METHODS: Forty-one subjects with COPD completed a 12-week PR program and a 3-month follow-up. Secondary outcome measures included dyspnea, self-reported sputum, FEV1, exercise tolerance, self-reported physical activity, health-related quality of life, and peripheral muscle strength. Computerized respiratory sounds, the primary outcomes, were recorded at right/left posterior chest using 2 stethoscopes. Air flow was recorded with a pneumotachograph. Normal respiratory sounds, crackles, and wheezes were analyzed with validated algorithms.
RESULTS: There was a significant effect over time in all secondary outcomes, with the exception of FEV1 and of the impact domain of the St George Respiratory Questionnaire. Inspiratory and expiratory median frequencies of normal respiratory sounds in the 100–300 Hz band were significantly lower immediately (−2.3 Hz [95% CI −4 to −0.7] and −1.9 Hz [95% CI −3.3 to −0.5]) and at 3 months (−2.1 Hz [95% CI −3.6 to −0.7] and −2 Hz [95% CI −3.6 to −0.5]) post-PR. The mean number of expiratory crackles (−0.8, 95% CI −1.3 to −0.3) and inspiratory wheeze occupation rate (median 5.9 vs 0) were significantly lower immediately post-PR.

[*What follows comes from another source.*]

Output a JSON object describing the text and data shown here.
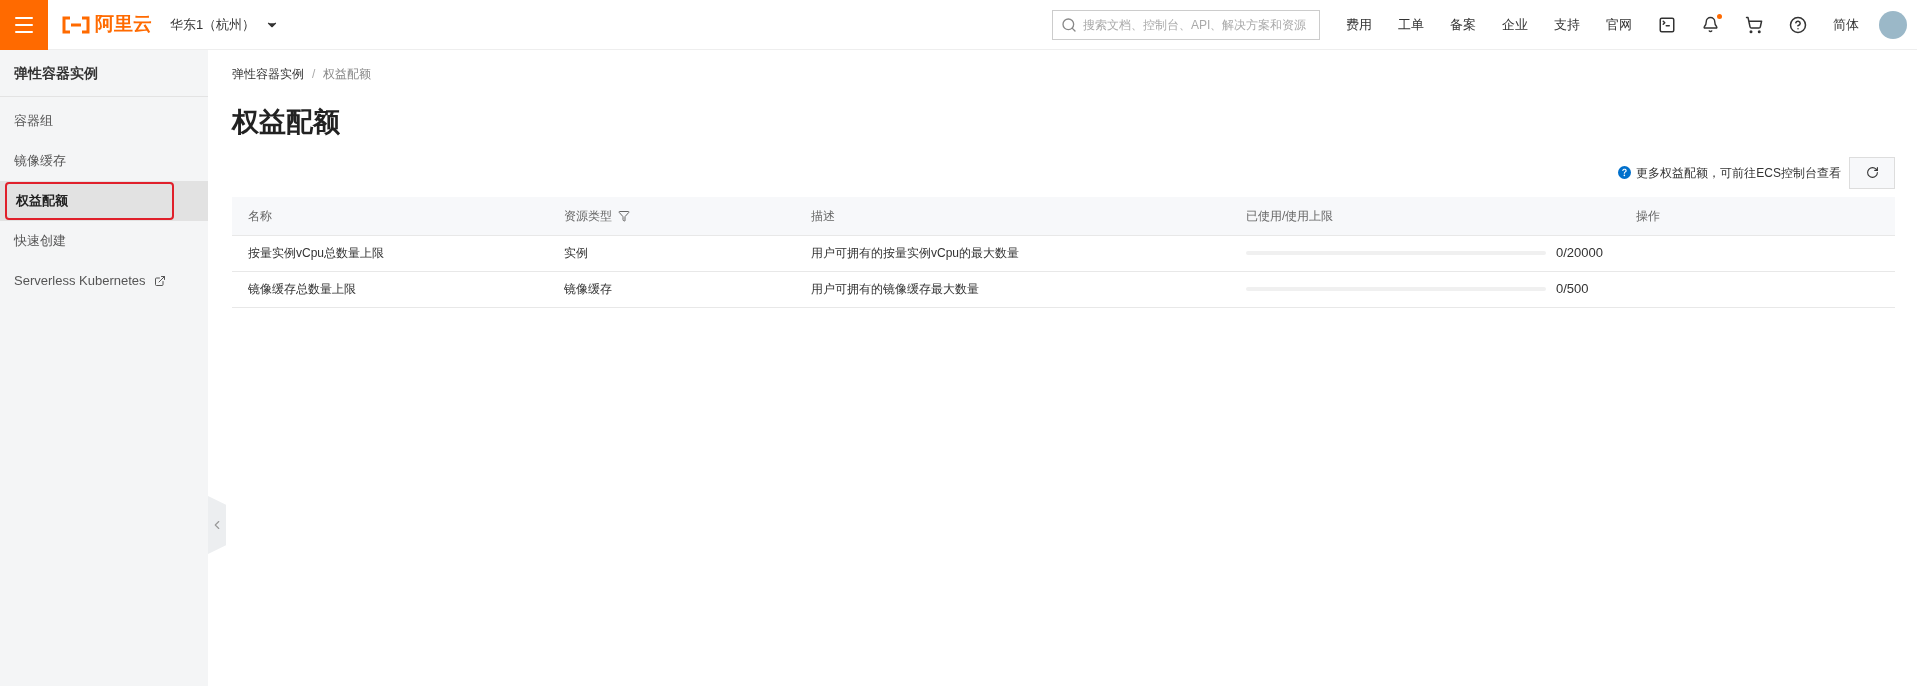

CONCLUSIONS: Computerized respiratory sounds were sensitive to short- and mid-term effects of PR in subjects with COPD. These findings are encouraging for the clinical use of respiratory acoustics. Future research is needed to strengthen these findings and explore the potential of computerized respiratory sounds to assess the effectiveness of other clinical interventions in COPD.
- Correspondence: Alda Marques PT PhD, Lab 3R, Respiratory Research and Rehabilitation Laboratory, School of Health Sciences, University of Aveiro (ESSUA), Agras do Crasto, Campus Universitário de Santiago, Edifício 30, 3810-193 Aveiro, Portugal. E-mail: .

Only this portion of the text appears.